Here, the plaintiff's affidavits together with the admissions in the answer of the defendants, all of which were uncontroverted as to essential features, established the facts alleged in Count 1 of the petition.
Thus established were the objective standards required by Article XIII of the zoning ordinance for grant of a conditional use permit, and also compliance with them by the plaintiff.
No showing of lack of compliance with any of the objective standards appears in this record The only evidence offered in opposition to the permit related to collateral matters which were not grounds for denial of the permit.

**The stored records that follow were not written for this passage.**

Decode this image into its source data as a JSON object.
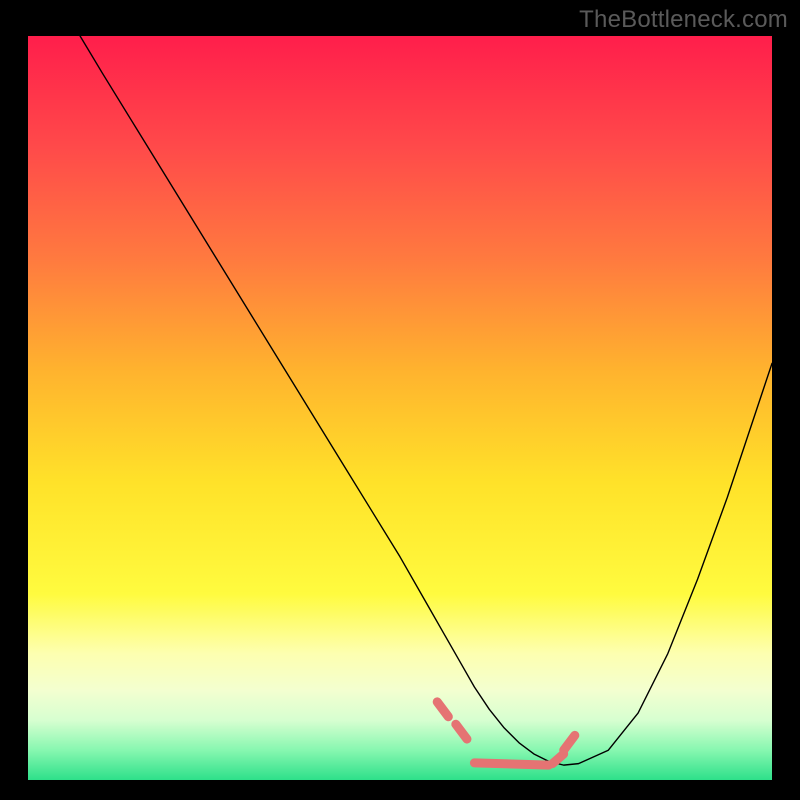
{
  "watermark": "TheBottleneck.com",
  "chart_data": {
    "type": "line",
    "title": "",
    "xlabel": "",
    "ylabel": "",
    "xlim": [
      0,
      100
    ],
    "ylim": [
      0,
      100
    ],
    "grid": false,
    "legend": false,
    "background_gradient": {
      "stops": [
        {
          "offset": 0.0,
          "color": "#ff1e4b"
        },
        {
          "offset": 0.15,
          "color": "#ff4a4a"
        },
        {
          "offset": 0.3,
          "color": "#ff7a3f"
        },
        {
          "offset": 0.45,
          "color": "#ffb32e"
        },
        {
          "offset": 0.6,
          "color": "#ffe229"
        },
        {
          "offset": 0.75,
          "color": "#fffb3f"
        },
        {
          "offset": 0.83,
          "color": "#fdffb0"
        },
        {
          "offset": 0.88,
          "color": "#f3ffd0"
        },
        {
          "offset": 0.92,
          "color": "#d6ffd0"
        },
        {
          "offset": 0.96,
          "color": "#87f7b0"
        },
        {
          "offset": 1.0,
          "color": "#2de08a"
        }
      ]
    },
    "series": [
      {
        "name": "bottleneck-curve",
        "color": "#000000",
        "width": 1.4,
        "x": [
          7,
          10,
          14,
          18,
          22,
          26,
          30,
          34,
          38,
          42,
          46,
          50,
          54,
          56,
          58,
          60,
          62,
          64,
          66,
          68,
          70,
          72,
          74,
          78,
          82,
          86,
          90,
          94,
          98,
          100
        ],
        "y": [
          100,
          95,
          88.5,
          82,
          75.5,
          69,
          62.5,
          56,
          49.5,
          43,
          36.5,
          30,
          23,
          19.5,
          16,
          12.5,
          9.5,
          7,
          5,
          3.5,
          2.5,
          2,
          2.2,
          4,
          9,
          17,
          27,
          38,
          50,
          56
        ]
      },
      {
        "name": "flat-zone-marker",
        "color": "#e57373",
        "width": 9,
        "linecap": "round",
        "segments": [
          {
            "x": [
              55,
              56.5
            ],
            "y": [
              10.5,
              8.5
            ]
          },
          {
            "x": [
              57.5,
              59
            ],
            "y": [
              7.5,
              5.5
            ]
          },
          {
            "x": [
              60,
              70
            ],
            "y": [
              2.3,
              2.0
            ]
          },
          {
            "x": [
              70.5,
              72
            ],
            "y": [
              2.2,
              3.5
            ]
          },
          {
            "x": [
              72,
              73.5
            ],
            "y": [
              4,
              6
            ]
          }
        ]
      }
    ]
  }
}
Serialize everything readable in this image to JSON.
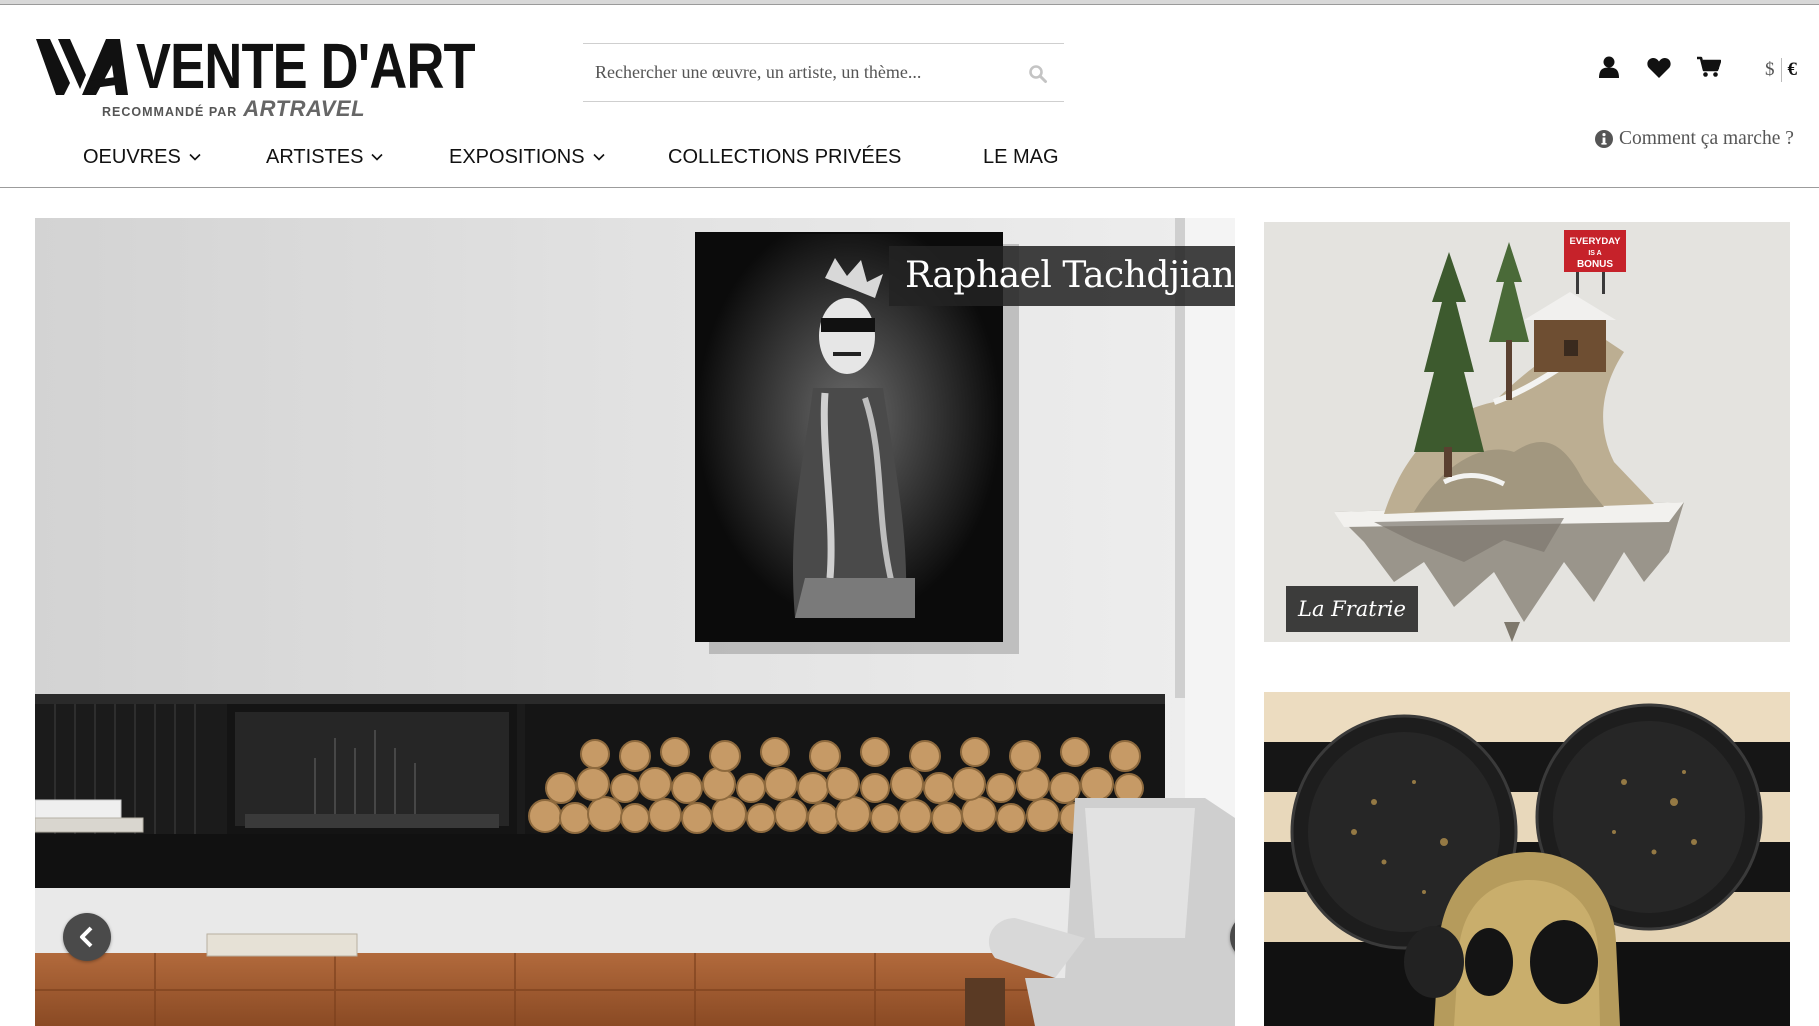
{
  "brand": {
    "name": "VENTE D'ART",
    "tagline_prefix": "RECOMMANDÉ PAR",
    "tagline_brand": "ARTRAVEL"
  },
  "search": {
    "placeholder": "Rechercher une œuvre, un artiste, un thème...",
    "value": ""
  },
  "header_icons": [
    "user-icon",
    "heart-icon",
    "cart-icon",
    "search-icon",
    "info-icon"
  ],
  "currency": {
    "options": [
      "$",
      "€"
    ],
    "selected": "€"
  },
  "help_link": "Comment ça marche ?",
  "nav": [
    {
      "label": "OEUVRES",
      "has_dropdown": true
    },
    {
      "label": "ARTISTES",
      "has_dropdown": true
    },
    {
      "label": "EXPOSITIONS",
      "has_dropdown": true
    },
    {
      "label": "COLLECTIONS PRIVÉES",
      "has_dropdown": false
    },
    {
      "label": "LE MAG",
      "has_dropdown": false
    }
  ],
  "hero": {
    "caption": "Raphael Tachdjian",
    "prev_icon": "chevron-left-icon",
    "next_icon": "chevron-right-icon"
  },
  "side_cards": [
    {
      "caption": "La Fratrie",
      "sign_text": "EVERYDAY IS A BONUS"
    },
    {
      "caption": ""
    }
  ],
  "colors": {
    "text": "#111111",
    "muted": "#555555",
    "caption_bg": "#232323",
    "arrow_bg": "#4a4a4a",
    "divider": "#9c9c9c"
  }
}
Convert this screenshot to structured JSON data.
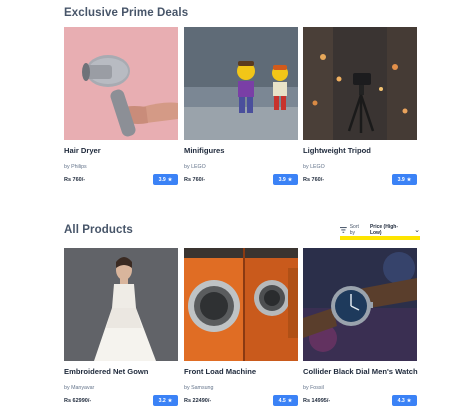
{
  "sections": {
    "prime_title": "Exclusive Prime Deals",
    "all_title": "All Products"
  },
  "sort": {
    "label": "Sort by",
    "value": "Price (High-Low)"
  },
  "prime_products": [
    {
      "name": "Hair Dryer",
      "brand": "by Philips",
      "price": "Rs 760/-",
      "rating": "3.9"
    },
    {
      "name": "Minifigures",
      "brand": "by LEGO",
      "price": "Rs 760/-",
      "rating": "3.9"
    },
    {
      "name": "Lightweight Tripod",
      "brand": "by LEGO",
      "price": "Rs 760/-",
      "rating": "3.9"
    }
  ],
  "all_products": [
    {
      "name": "Embroidered Net Gown",
      "brand": "by Manyavar",
      "price": "Rs 62990/-",
      "rating": "3.2"
    },
    {
      "name": "Front Load Machine",
      "brand": "by Samsung",
      "price": "Rs 22490/-",
      "rating": "4.5"
    },
    {
      "name": "Collider Black Dial Men's Watch",
      "brand": "by Fossil",
      "price": "Rs 14995/-",
      "rating": "4.3"
    }
  ],
  "icons": {
    "star": "star-icon",
    "sort": "sort-icon",
    "chevron": "chevron-down-icon"
  },
  "colors": {
    "accent": "#3b82f6",
    "highlight": "#fde400",
    "heading": "#475569"
  }
}
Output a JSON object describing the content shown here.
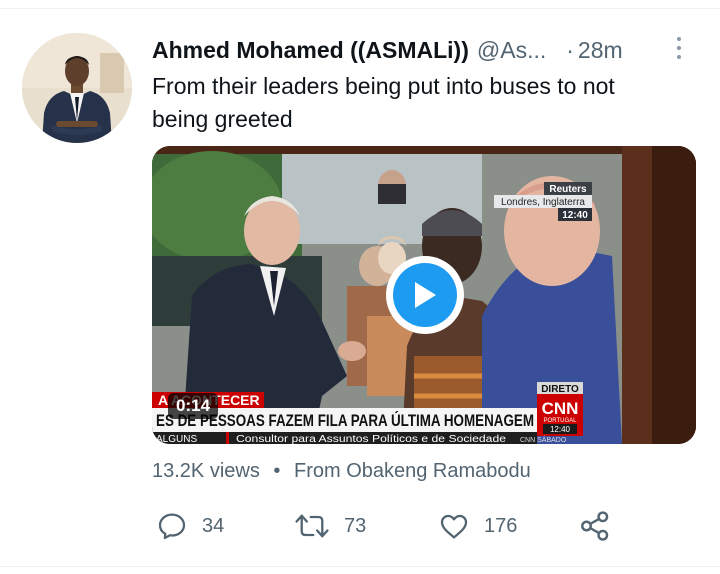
{
  "tweet": {
    "display_name": "Ahmed Mohamed ((ASMALi))",
    "handle": "@As...",
    "separator": "·",
    "time": "28m",
    "text": "From their leaders being put into buses to not being greeted",
    "avatar_icon": "profile-photo"
  },
  "media": {
    "type": "video",
    "duration": "0:14",
    "play_icon": "play-icon",
    "video_frame": {
      "reuters": "Reuters",
      "location": "Londres, Inglaterra",
      "clock": "12:40",
      "banner_tag": "A ACONTECER",
      "headline": "ES DE PESSOAS FAZEM FILA PARA ÚLTIMA HOMENAGEM",
      "ticker_left": "ALGUNS",
      "ticker_right": "Consultor para Assuntos Políticos e de Sociedade",
      "live_label": "DIRETO",
      "network": "CNN",
      "network_sub": "PORTUGAL",
      "network_time": "12:40",
      "ticker_channel": "CNN SÁBADO"
    }
  },
  "meta": {
    "views": "13.2K views",
    "bullet": "•",
    "from_label": "From Obakeng Ramabodu"
  },
  "actions": {
    "reply_count": "34",
    "retweet_count": "73",
    "like_count": "176"
  },
  "colors": {
    "accent": "#1d9bf0",
    "secondary_text": "#536471",
    "primary_text": "#0f1419",
    "divider": "#eff3f4"
  }
}
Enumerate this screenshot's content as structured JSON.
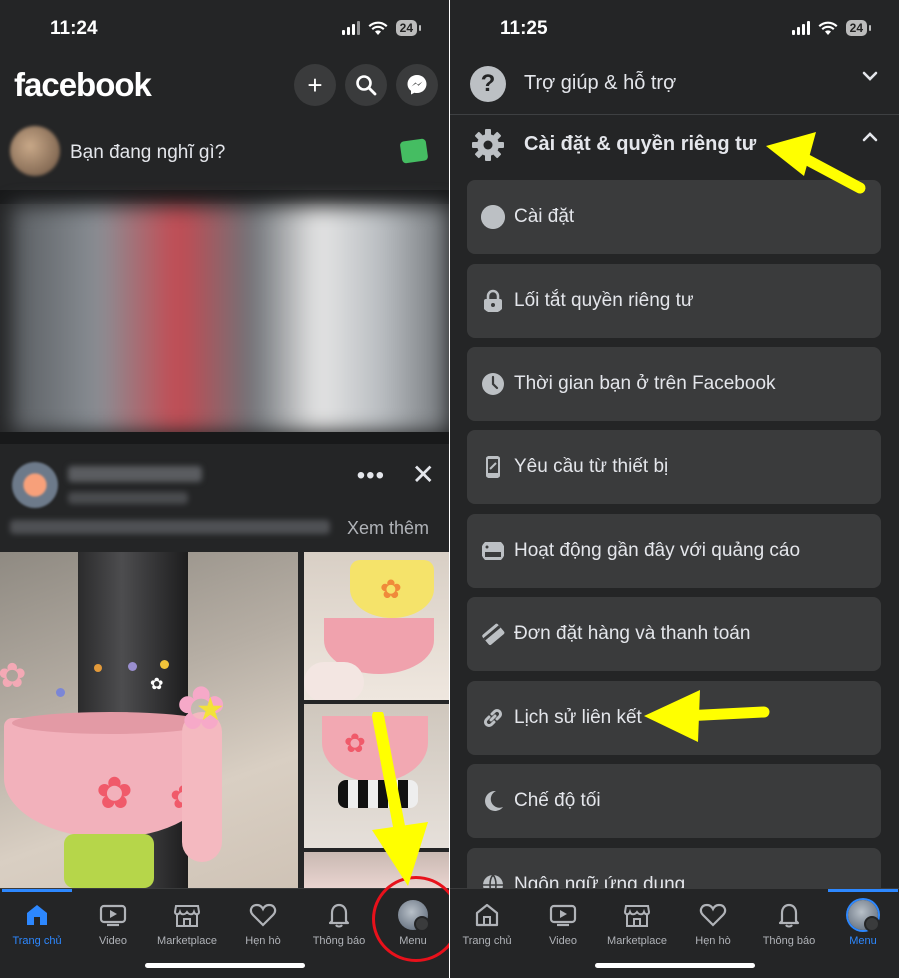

If there was any valid reason why the permit should not have been issued, the defendants had full opportunity to refute the facts established by the plaintiff. This they did not do. No reason appears why facts justifying opposition to the summary judgment could not have been presented by the defendants' affidavits.
We hold, therefore, that grant of summary judgment in favor of the plaintiff was proper.
Judgments on appeal affirmed; Cross appeal dismissed. All the Justices concur.
Arnall, Golden & Gregory, James L. Adams, E. H. Levitas, for appellee.
George P. Dillard, Herbert O. Edwards, Robert E. Mozley, for appellants.